Warisara Thomson is an artist currently completing an MFA at Whitecliffe College. Her practice explores the entanglements of Thai culture, diasporic identity, mixed heritage, and how religion and spirituality intersect with health, chronic illness, and the body. Working primarily across performance, video, and sculpture, her work moves between personal narrative and wider cultural mythologies. She has exhibited with Unreliable Landscapes, was a finalist in the 2023 National Contemporary Art Award at Te Whare Taonga o Waikato Museum and Gallery and received the Board’s Choice Award at the 2021 Eden Arts Art School Awards. Her photobook work has been published by PhotoForum.

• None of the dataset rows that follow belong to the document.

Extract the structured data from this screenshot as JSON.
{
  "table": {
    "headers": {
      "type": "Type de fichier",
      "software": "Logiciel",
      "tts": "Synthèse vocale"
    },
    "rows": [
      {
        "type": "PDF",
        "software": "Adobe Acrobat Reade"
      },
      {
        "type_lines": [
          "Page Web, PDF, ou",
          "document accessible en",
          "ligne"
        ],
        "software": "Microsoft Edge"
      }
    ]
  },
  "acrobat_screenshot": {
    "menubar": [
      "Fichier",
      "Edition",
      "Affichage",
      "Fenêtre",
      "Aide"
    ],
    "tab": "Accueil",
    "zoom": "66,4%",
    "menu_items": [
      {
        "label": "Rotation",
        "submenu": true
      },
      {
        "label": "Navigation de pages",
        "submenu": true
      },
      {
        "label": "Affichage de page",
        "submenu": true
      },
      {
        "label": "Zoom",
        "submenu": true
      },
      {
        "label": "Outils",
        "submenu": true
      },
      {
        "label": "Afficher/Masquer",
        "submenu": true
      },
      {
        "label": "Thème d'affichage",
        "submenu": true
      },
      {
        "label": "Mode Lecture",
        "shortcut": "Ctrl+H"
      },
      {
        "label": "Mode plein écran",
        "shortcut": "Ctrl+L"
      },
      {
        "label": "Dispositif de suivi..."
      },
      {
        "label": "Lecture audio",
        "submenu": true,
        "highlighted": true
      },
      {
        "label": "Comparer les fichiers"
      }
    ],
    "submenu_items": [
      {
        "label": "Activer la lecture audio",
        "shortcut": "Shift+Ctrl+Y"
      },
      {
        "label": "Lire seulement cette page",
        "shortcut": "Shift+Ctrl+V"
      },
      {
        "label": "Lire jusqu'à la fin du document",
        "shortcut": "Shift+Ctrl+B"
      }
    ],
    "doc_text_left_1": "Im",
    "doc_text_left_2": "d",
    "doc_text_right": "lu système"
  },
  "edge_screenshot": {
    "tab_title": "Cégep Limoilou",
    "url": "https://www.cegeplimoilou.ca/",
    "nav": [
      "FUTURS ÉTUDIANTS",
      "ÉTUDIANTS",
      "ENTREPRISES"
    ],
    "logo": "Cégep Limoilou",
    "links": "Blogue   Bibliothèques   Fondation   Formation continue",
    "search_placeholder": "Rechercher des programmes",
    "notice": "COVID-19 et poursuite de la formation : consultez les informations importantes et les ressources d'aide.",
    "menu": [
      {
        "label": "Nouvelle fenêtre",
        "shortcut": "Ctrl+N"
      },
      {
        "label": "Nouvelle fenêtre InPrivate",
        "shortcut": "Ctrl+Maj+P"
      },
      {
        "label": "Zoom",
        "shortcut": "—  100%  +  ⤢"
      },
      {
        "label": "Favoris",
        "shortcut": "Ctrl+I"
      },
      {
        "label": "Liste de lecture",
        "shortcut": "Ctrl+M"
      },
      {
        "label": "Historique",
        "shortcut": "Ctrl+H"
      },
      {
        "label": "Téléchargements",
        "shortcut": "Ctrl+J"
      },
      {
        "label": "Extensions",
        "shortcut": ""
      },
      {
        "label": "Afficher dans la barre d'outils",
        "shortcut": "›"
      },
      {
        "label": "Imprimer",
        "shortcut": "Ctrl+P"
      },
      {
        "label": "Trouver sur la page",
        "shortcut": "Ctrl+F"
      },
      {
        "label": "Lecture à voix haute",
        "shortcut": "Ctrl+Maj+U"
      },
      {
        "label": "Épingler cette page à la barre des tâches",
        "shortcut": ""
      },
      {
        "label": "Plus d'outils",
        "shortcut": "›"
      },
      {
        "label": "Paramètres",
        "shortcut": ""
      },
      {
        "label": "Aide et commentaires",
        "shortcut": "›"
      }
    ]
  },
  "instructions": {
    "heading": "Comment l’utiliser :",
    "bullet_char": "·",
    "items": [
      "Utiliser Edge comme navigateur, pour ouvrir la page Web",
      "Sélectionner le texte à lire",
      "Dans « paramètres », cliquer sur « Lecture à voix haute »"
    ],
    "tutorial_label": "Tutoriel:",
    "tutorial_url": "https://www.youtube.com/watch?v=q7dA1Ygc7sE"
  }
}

Nikita Emma Hesketh is an artist whose practice explores material transformation, memory, and the overlooked rituals of everyday life. She holds a Master of Visual Arts from AUT University and was the recipient of the AUT Arise Sculpture Award in 2023. That same year, she was a joint winner of the Eden Arts Art School Award for SE(M)POISES and received the Kate Edger Contemporary Art Award. In 2024, her work was exhibited in RELAY: AUT Toi Ataata Visual Arts at Te Uru Waitākere Contemporary Gallery.
About the Artists
Ritual Baby is curated by Yuji Iwase, Nikita Emma Hesketh and Warisara Thomson, participants in The Arts House Trust Summer Intern Programme 2025. Now in its ninth year, the intern programme is designed for senior secondary and tertiary students considering career opportunities in the visual arts. It allows students to engage with the public interface of a major gallery during the summer period. The interns are also given the opportunity to submit exhibition proposals and explore the Arts House Trust Collection.